COS 3-9 - Bacteria, archaea and fungi respond to warming in SPRUCE peatland experiment

Monday, August 7, 2017: 4:20 PM
B117, Oregon Convention Center
Kirsten S. Hofmockel1, Sheryl L. Bell2, Montana Smith2, Allison Thompson1 and Erik A. Hobbie3, (1)Pacific Northwest National Laboratory, (2)Ecology, Evolution, and Organismal Biology, Iowa State University, Ames, IA, (3)Earth Systems Research Center, University of New Hampshire, Durham, NH

Soil microbes are major drivers of soil elemental cycling, yet we lack an understanding of how temperature will affect microbial communities in situ. This is particularly pressing for ecosystems such as boreal peatlands because peatlands contain disproportionate amounts of carbon relative to the land area. Boreal regions are particularly vulnerable to changing temperature. We examined the response of peatland microbial communities to soil warming during the Deep Peat Heat experiment at the Spruce and Peatland Responses under Climatic and Environmental Change (SPRUCE) experimental research station. The Deep Peat Heat experimental design at SPRUCE includes ten 12 m-diameter enclosures that are warmed to five target temperatures (+0, +2.25, +4.5, +6.75 and +9 °C) at depths of 2–3 m. Warming was initiated between June 17 and July 2, 2014 as the electrical systems for each plot became available. Samples were collected June 3 prior to warming and September 9 after one season of warming. Bacterial community composition was studied using Illumina sequencing of the 16S and ITS primers to determine the response to deep peat warming of the total (DNA) and active (RNA) microbial communities.

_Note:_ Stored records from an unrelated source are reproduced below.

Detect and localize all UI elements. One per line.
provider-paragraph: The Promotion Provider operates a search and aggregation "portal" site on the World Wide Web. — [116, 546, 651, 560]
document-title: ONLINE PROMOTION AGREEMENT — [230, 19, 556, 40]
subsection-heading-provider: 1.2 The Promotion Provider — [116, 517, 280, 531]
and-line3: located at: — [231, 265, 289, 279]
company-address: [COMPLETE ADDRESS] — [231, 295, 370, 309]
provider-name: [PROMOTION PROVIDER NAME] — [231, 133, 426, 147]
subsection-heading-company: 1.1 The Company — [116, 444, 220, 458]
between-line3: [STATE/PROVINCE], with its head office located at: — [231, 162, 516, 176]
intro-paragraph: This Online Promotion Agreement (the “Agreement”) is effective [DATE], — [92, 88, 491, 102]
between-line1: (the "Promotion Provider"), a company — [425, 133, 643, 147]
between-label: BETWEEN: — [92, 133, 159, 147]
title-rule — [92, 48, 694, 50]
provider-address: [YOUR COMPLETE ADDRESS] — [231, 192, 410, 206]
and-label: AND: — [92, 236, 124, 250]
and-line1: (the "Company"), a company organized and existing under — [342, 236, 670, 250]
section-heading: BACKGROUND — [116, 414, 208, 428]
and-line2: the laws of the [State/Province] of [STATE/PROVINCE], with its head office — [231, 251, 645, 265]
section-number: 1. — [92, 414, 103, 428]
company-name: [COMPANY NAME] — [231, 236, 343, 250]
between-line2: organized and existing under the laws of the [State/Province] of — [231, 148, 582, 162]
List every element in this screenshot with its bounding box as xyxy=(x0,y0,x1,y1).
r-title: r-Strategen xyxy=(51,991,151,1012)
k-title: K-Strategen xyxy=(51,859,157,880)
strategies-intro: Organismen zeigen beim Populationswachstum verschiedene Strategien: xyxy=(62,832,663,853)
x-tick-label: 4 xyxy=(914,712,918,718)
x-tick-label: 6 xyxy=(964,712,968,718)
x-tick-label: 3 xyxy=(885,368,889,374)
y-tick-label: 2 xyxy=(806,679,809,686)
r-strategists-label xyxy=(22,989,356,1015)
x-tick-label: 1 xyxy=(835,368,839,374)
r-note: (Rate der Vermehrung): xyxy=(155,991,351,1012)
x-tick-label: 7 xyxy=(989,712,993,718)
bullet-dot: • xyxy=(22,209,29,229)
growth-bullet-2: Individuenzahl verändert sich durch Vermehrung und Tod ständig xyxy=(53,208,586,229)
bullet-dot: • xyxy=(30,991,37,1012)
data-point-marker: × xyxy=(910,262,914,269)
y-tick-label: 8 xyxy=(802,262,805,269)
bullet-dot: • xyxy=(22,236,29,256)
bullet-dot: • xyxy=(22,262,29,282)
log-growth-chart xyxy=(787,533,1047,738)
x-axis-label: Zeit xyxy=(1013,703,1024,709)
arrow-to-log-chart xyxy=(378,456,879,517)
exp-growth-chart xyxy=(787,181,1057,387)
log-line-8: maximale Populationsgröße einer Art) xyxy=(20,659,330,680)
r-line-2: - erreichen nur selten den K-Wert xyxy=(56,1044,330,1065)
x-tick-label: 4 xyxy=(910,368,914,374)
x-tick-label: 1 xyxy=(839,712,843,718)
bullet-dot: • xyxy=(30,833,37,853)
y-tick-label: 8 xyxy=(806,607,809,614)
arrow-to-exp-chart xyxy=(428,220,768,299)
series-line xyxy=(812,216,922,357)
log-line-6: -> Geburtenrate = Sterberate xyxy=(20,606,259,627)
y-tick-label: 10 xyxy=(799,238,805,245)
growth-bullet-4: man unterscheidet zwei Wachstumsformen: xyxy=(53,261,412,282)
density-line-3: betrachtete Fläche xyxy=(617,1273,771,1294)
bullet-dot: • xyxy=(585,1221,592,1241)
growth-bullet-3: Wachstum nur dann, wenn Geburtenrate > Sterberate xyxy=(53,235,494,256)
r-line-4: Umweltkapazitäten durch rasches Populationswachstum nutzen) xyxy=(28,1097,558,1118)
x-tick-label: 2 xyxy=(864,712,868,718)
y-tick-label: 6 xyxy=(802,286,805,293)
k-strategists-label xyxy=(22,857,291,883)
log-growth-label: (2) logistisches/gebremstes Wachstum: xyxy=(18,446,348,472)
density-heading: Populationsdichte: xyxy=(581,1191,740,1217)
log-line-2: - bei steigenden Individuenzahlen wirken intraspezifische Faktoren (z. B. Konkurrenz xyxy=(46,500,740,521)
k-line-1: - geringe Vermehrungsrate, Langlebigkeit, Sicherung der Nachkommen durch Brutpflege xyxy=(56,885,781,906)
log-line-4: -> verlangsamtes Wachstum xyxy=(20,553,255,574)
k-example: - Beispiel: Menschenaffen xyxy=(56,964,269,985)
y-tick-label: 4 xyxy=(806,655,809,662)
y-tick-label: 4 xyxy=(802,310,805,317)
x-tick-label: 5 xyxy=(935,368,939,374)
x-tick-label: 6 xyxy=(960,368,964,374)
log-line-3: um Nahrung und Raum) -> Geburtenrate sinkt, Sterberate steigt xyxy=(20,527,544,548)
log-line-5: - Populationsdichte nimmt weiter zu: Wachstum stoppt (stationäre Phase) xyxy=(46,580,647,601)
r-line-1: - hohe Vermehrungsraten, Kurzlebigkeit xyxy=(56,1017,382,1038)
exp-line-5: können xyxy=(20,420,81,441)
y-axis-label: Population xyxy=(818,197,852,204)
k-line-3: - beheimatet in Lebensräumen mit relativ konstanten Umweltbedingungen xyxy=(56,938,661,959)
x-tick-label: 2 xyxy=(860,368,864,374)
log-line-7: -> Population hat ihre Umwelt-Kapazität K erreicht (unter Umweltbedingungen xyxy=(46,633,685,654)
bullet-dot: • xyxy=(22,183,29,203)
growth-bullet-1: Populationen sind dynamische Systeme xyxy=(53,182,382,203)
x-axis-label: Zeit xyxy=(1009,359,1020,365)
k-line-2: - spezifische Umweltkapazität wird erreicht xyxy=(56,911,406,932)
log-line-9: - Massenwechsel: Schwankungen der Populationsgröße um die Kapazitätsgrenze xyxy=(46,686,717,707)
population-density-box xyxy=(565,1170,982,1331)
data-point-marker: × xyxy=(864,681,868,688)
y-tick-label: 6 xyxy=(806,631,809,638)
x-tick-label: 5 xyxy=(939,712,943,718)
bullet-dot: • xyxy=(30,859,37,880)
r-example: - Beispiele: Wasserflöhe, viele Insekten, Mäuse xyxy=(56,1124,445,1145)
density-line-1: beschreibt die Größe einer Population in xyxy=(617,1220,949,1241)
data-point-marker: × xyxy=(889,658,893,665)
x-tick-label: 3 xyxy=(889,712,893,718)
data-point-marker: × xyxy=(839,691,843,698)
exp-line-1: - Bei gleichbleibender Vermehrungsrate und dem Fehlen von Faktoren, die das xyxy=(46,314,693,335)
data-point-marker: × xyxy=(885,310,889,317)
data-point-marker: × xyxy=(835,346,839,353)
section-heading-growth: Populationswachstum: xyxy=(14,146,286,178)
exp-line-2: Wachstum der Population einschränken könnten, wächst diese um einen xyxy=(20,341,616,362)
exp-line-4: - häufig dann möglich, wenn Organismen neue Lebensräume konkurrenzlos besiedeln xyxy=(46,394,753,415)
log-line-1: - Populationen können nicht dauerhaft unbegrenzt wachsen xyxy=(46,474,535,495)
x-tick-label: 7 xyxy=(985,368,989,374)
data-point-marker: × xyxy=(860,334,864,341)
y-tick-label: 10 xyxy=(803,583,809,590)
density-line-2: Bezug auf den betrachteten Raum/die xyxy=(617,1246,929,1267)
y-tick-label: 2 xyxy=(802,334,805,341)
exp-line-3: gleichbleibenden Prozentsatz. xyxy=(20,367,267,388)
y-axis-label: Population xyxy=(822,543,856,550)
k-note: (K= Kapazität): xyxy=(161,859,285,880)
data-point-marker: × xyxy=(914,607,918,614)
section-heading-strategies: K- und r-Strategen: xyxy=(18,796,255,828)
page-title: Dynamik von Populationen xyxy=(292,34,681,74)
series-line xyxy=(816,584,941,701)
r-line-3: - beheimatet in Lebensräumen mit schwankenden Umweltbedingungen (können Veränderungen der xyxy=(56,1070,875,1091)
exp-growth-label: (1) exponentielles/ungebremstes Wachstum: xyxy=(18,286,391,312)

Although temperature at depth (2 m) reached the target, surface warming was less intense, increasing on average < 2 °C. In general, soil bacterial and archaeal communities were more sensitive than fungi to warming manipulation. Microbial community composition significantly shifted with temperature for both the total (P= 0.009) and active (P = 0.001) prokaryotic communities. Generally, compositional changes for prokaryotes were greater in the 4.5 °C treatment than in the 9 °C treatment. Both Euryarchaeota and Firmicutes consistently decreased with warming, whereas Proteobacteria and Planctomycetes were sensitive to warming, but direction of response varied by genus. Taxa that consistently decreased in abundance with warming for both DNA and RNA included Thermoanaerobacteraceae syntrophaceticus, Syntrophaceae smithella and Methanosarcina sp. We did not detect changes due to warming in fungal community composition. The fungal genus Suillus responded strongly to warming in both active and total abundance, generally increasing in response. These results suggest sensitivity to small shifts of temperature can alter microbial populations. Ongoing studies are investigating the functional implications.